QM. F. : Pour illustrer l’article, des reporters images sont venus pour prendre des photos. C’est un exercice auquel je ne suis pas vraiment habitué, dans le privé je prends peu de photos. Je me souviens d’une scène où j’étais debout en uniforme sur un banc public, sur le petit sentier devant le sémaphore. Je devais croiser les bras et regarder vers la mer, c’était un peu lunaire comme situation, les passants passaient derrière moi étonnés, je me sentais un peu ridicule.
Comment ont réagi vos proches en découvrant l’article ?
QM. F. : Ils étaient assez fiers de voir que j’apparaissais dans un magazine, ça leur faisait bizarre mais oui, ils étaient contents et ils ont ri de cette pose dont je vous parlais. Dans l’article je parlais de mes collègues et la bonne expérience que j’avais eu à l’île de Batz. Je ne leur avais pas forcément dit, l’article leur a fait plaisir et ça a été l’occasion de partager ça.
Capitaine de vaisseau Jocelyn Delrieu, commandant du porte-hélicoptères Dixmude

« Aussi longtemps que je me souvienne, j’ai toujours aimé naviguer. Autour des bancs de sable qui parsèment l’entre terre et mer du pays où j’ai grandi. Cherchant à repousser un peu plus loin chaque année l’horizon. Nourri par des récits d’aventure récupérés çà et là : Jules Verne et son Nautilus, Adlard Coles face au gros temps, Moitessier et sa Longue Route, l’épopée des contre-torpilleurs du type Le Fantasque ou celle, héroïque, des sous-mariniers américains dans le Pacifique sous la plume d’Edward. L. Beach.

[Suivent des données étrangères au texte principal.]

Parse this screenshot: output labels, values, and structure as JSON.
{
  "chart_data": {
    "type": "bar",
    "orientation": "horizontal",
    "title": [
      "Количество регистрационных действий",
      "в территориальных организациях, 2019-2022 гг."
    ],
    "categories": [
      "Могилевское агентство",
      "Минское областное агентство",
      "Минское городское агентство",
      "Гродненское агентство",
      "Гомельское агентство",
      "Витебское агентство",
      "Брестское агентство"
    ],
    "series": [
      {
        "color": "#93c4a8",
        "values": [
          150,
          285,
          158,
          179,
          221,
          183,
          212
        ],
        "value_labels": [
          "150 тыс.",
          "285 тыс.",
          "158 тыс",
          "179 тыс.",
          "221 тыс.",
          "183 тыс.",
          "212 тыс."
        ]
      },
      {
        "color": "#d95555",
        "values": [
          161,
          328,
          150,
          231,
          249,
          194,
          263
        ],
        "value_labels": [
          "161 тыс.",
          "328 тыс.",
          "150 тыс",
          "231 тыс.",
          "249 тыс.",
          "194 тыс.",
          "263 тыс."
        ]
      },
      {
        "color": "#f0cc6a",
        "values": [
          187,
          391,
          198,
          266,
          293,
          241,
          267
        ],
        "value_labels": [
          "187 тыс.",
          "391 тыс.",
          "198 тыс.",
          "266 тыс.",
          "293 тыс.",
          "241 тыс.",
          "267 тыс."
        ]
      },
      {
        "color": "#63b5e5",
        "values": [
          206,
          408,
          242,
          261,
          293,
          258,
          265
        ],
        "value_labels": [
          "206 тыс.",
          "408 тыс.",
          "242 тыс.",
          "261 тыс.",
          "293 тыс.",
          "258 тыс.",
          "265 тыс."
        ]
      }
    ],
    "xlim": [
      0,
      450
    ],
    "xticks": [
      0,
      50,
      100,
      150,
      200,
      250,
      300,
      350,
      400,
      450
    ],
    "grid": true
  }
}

Puis vint une rencontre au Salon nautique de Paris avec deux marins ayant parfaitement réussi leur mission, et qui me laissèrent emporter les trois derniers Cols Bleus. C’en était fait : pas encore adolescent mais déjà abonné, l’un des plus jeunes peut-être ; pas encore un pied à bord mais l’impression de faire partie de l’équipage. Et lorsqu’aujourd’hui le dernier Cols Bleus arrive au carré du Dixmude, je le feuillette avec plaisir. J’y retrouve des camarades et des images comme seule la Marine sait en produire. Puis, je le laisse innocemment traîner : peut-être incitera-t-il d’autres jeunes à choisir cette vie de marin et à s’exempter ainsi de ce qui est prévisible. »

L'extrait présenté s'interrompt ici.